I do not have the access to the IEEE standard and information on the net are contradictory. Can I capture user requirements in SRS using use cases? Or I should keep use cases separate as they are more like scenarios than separate requirements?
Brief Summary
The answer is yes, you can use UML Use Cases to describe requirements in your SRS, however, the original SRS needs to be customized for that purpose because the standard is out of date.
IEEE 830-1998
It is important to bear in mind that the latest published version of the SRS standard IEEE 830-1998 is from 1998. The standard does not apply well to modern software engineering. Instead of following it as-is, we can use it as a basis for defining our own SRS.

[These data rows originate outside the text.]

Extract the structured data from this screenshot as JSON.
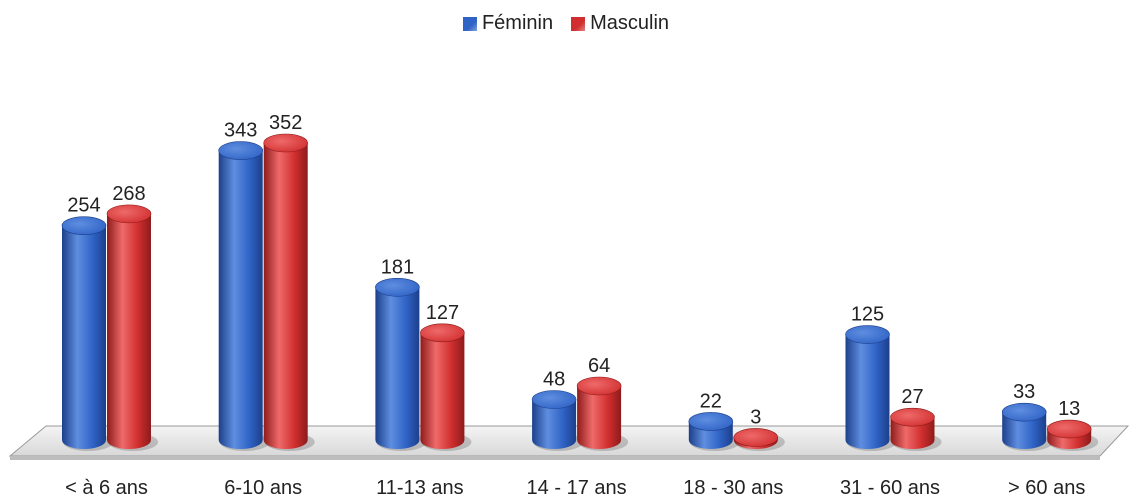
{
  "chart_data": {
    "type": "bar",
    "title": "",
    "xlabel": "",
    "ylabel": "",
    "categories": [
      "< à 6 ans",
      "6-10 ans",
      "11-13 ans",
      "14 - 17 ans",
      "18 - 30 ans",
      "31 - 60 ans",
      "> 60 ans"
    ],
    "series": [
      {
        "name": "Féminin",
        "values": [
          254,
          343,
          181,
          48,
          22,
          125,
          33
        ]
      },
      {
        "name": "Masculin",
        "values": [
          268,
          352,
          127,
          64,
          3,
          27,
          13
        ]
      }
    ],
    "ylim": [
      0,
      352
    ],
    "grid": false,
    "legend_position": "top",
    "style": "3d-cylinder",
    "colors": {
      "feminin": "#2f63c6",
      "masculin": "#d12f2f",
      "floor": "#eeeeee",
      "floor_edge": "#9a9a9a"
    }
  }
}
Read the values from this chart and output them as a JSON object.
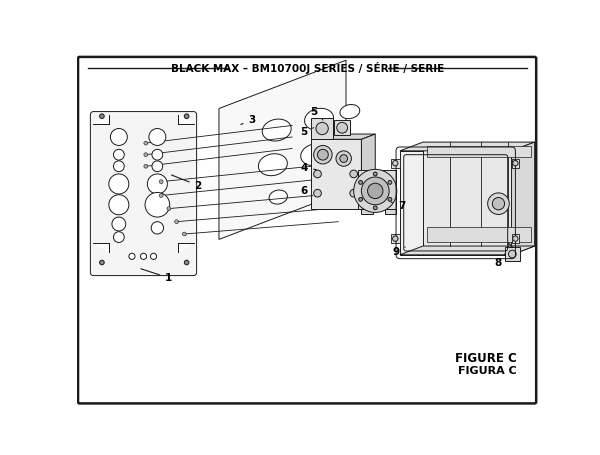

One of the reasons is that in 1998, requirements were typically written as required functions. The major paradigm was procedural programming. Often, requirements were stated in a natural language. Today, we are using object-oriented programming and different techniques/tools to support it.
The best practice is, and always was, to write unambiguous requirements. For that, UML is a perfectly viable notation. The only suggestion would be to consider also textual use cases before deciding on graphical diagrams. Use cases contain much more information in text which helps to clear out possible misunderstandings.
Accessing the Standard
Without the need to buy a copy of the standard, you can read its outline available for free at wikipedia. Some software engineers have been using IEEE 830-1998 as a basis for their own custom SRS. That is how issues with its age can be addressed.
Examples of Customized SRS With Use Cases
Paper on the topic (A good enough solution to follow)
Sample Ad-hoc customized SRS #1
Sample Ad-hoc customized SRS #2
SRS Template with use cases incorporated in it
UML Use Cases were written long after the IEEE standards on SRS (UML in 1994 and SRS ten years earlier in 1984). Therefore there aren’t really a reliable source on answering the if-and-where use cases should be in an SRS.
The IEEE standard for an SRS document mostly tells you how the document should be formed. So if you really want the use-cases placed somewhere in the SRS it would be under the “Specific Requirements” part of the document. Use-cases are specific scenarios and should be treated as specific requirements.
However the first step you should ask your client or reciever what they want from the requirements document. Do they really want to have UML Use Cases or something else? There are a bunch of ways to elicit requirements and some clients most likely want it their way. For reference check out the book “Software Requirements – Styles and Techniques” by Soren Lauesen.